The difference in a nutshell that is the first approach looks at the object and asks: What is it? whilst the second asks: How can I make this object serve my premeditated intentions? The first approach is basically respectful, the second egotistical at worst, utilitarian at best.

Still more sermonizing. It seems that once I get into a loop I can’t be stopped. Just one final note before we move on to less polemical subjects – Maritain’s work was not simply a regurgitation of preexisting theories, or petrified dogmas, because in point of fact Thomas wrote very little about the arts as we understand them. Maritain adapted the tools he inherited from tradition to meet the needs and conditions of his time; he was not some kind of narrow minded antiquarian obsessing about the wonders of the pre-Renaissance West. He learnt his trade, understood the ramifications and potential of his tools, and applied and adapted them to changing cultural conditions. He wrote about Picasso, Baudelaire, Rimbaud, Eliot, critically but not dismissively, often enthused by the formal leaps and innovations of these great pioneers. (And for the same reason I suspect he would have like Roots Manuva.) In so doing he performed – consciously – one of the few distinctively and fundamentally human acts: he met the moment with the full benefit of his tradition. The last word has taken on a pejorative sense in recent years, yet in point of fact tradition is the medium through which we are given our full humanity: to be without tradition is to be without community, language, tools, clothing, skill, or shelter. It is arguably the most extreme form of poverty a person can be afflicted by and it is tragically exemplified in the rare occurrence of the feral child. A person utterly deprived of tradition leads a life as close to the bestial as a human being is capable of experiencing.

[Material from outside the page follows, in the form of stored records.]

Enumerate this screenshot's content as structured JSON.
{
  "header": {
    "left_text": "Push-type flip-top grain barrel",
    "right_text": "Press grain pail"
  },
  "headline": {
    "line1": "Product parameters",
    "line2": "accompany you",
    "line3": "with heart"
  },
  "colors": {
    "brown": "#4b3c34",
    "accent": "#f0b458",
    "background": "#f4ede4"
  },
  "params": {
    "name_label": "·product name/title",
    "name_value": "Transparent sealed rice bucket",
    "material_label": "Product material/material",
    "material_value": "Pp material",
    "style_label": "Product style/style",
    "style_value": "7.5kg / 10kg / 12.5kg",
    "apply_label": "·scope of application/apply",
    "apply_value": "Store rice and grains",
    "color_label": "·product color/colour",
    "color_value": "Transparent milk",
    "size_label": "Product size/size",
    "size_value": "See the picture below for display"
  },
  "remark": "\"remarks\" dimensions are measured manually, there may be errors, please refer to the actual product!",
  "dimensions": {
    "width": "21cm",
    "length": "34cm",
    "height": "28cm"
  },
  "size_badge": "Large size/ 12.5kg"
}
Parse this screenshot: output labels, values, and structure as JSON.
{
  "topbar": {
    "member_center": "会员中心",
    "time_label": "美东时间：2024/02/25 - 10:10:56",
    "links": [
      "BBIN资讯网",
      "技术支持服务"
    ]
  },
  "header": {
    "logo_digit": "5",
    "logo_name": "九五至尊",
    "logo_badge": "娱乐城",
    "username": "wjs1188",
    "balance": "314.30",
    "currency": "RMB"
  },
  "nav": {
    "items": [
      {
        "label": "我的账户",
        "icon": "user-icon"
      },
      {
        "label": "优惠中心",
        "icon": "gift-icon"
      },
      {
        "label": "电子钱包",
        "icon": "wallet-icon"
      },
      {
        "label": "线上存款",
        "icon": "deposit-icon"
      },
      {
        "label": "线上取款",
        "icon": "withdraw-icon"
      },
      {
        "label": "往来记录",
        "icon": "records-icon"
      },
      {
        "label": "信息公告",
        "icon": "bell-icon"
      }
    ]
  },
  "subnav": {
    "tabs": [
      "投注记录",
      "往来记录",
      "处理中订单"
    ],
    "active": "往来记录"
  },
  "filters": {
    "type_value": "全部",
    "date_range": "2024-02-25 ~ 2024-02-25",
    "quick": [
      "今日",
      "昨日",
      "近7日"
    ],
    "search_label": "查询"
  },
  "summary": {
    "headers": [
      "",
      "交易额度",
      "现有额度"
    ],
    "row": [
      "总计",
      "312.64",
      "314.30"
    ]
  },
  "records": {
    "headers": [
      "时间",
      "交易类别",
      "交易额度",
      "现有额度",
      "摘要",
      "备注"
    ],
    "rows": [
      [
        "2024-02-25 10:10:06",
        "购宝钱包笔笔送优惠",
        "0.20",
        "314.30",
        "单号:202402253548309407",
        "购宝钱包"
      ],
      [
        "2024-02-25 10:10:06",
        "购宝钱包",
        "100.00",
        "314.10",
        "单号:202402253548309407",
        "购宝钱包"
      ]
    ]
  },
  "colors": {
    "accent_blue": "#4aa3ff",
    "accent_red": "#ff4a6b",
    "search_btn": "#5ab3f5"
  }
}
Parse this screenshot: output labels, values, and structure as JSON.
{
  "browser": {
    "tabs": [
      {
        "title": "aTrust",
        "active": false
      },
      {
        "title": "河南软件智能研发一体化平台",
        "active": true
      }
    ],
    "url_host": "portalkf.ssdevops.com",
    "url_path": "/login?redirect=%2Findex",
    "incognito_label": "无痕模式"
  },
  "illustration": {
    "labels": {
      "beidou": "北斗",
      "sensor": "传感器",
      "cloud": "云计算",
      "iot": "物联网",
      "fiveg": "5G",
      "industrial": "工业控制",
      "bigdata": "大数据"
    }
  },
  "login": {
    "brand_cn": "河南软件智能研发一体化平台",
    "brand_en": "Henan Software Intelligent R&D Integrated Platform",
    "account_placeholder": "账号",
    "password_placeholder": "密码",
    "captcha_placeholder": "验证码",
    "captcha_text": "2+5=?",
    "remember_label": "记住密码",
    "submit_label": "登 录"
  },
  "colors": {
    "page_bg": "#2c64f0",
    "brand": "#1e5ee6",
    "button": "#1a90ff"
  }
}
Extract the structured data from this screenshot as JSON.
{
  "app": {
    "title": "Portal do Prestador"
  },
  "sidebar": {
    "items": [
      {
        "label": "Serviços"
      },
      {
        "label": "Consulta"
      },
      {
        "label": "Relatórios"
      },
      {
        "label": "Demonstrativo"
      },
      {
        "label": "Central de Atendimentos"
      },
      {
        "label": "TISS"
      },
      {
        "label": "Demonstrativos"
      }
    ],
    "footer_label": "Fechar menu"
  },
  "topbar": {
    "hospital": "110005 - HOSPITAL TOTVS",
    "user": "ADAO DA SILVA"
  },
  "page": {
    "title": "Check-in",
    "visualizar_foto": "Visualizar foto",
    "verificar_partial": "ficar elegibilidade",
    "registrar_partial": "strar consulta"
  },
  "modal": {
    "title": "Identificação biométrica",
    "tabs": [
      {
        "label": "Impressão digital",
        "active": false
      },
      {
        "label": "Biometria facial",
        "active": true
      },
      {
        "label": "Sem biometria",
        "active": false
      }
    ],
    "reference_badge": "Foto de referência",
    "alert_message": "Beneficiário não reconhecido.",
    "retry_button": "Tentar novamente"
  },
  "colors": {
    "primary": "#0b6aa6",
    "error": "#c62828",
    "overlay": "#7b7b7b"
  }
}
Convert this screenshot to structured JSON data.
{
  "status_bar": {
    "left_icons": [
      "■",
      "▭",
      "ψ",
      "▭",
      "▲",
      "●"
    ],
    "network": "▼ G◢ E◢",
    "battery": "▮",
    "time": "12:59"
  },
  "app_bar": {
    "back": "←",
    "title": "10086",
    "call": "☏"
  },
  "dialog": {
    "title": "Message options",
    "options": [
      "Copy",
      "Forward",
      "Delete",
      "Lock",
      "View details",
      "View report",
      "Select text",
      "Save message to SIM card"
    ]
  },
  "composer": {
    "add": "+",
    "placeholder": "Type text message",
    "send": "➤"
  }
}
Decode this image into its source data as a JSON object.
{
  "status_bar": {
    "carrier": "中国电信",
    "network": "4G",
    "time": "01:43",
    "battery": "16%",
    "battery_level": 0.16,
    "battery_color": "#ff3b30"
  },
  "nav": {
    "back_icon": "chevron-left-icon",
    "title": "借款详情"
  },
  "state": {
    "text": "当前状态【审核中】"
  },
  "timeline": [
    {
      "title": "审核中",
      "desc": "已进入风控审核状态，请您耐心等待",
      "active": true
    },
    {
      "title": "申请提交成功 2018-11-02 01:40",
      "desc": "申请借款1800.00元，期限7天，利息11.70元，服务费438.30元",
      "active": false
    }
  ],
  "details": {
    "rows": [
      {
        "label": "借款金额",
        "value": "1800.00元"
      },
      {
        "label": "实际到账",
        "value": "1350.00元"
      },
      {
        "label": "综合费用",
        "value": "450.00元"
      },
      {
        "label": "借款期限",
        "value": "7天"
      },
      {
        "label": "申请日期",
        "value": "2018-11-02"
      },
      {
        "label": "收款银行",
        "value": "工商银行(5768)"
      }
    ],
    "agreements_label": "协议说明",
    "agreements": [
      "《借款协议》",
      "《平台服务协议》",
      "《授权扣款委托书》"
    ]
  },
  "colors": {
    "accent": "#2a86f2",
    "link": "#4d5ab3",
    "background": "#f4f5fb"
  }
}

Now of course we must be ready to reassess and critique our tradition, to look on it from new angles, to confront it with new discoveries, to name the error, to uproot the falsehood, but never will we be able to exist outside if it, we are what we are, and what are has been powerfully shaped by the lives from which we came. Ignorance of one’s tradition is ignorance of oneself. A frightening phrase if one looks around your average plane deck or waiting room: the ever-present screen the constant intake of the absurd and banal, the macabre commercial merry-go-round. Where can this lead? We’re attempting to hold a civilization together around our collective obsession with celebrity kitsch and brand-stamped fetish objects. Eastenders and its manifold equivalents are proffered as cultural glue in the wake of displaced traditions, culture, and religion. In place of virtue and civic responsibility we have police-state surveillance cameras; instead of citizens we have consumers; instead of religion and philosophy we have pop-psychology and self-help pity parties; and playing at governance we have ad-men and management junkies. I find it hard to smile when I think of the future this promises.

Believe me man before too long there’ll be a constant stream of commercials playing its way across our nighttime skies. Stalin once projected a titanic image of himself onto communist Russia’s night skies – soon it will be Posh Spice and Beckham: plugging the Nike cause, bowed under the wealth yoke, warped and concaved on the smog skies, everywhere the grin and gape of unsated lust, everything smeared to shining tan, and all eyes set a-yearning by the ad-man’s airbrush sorcery.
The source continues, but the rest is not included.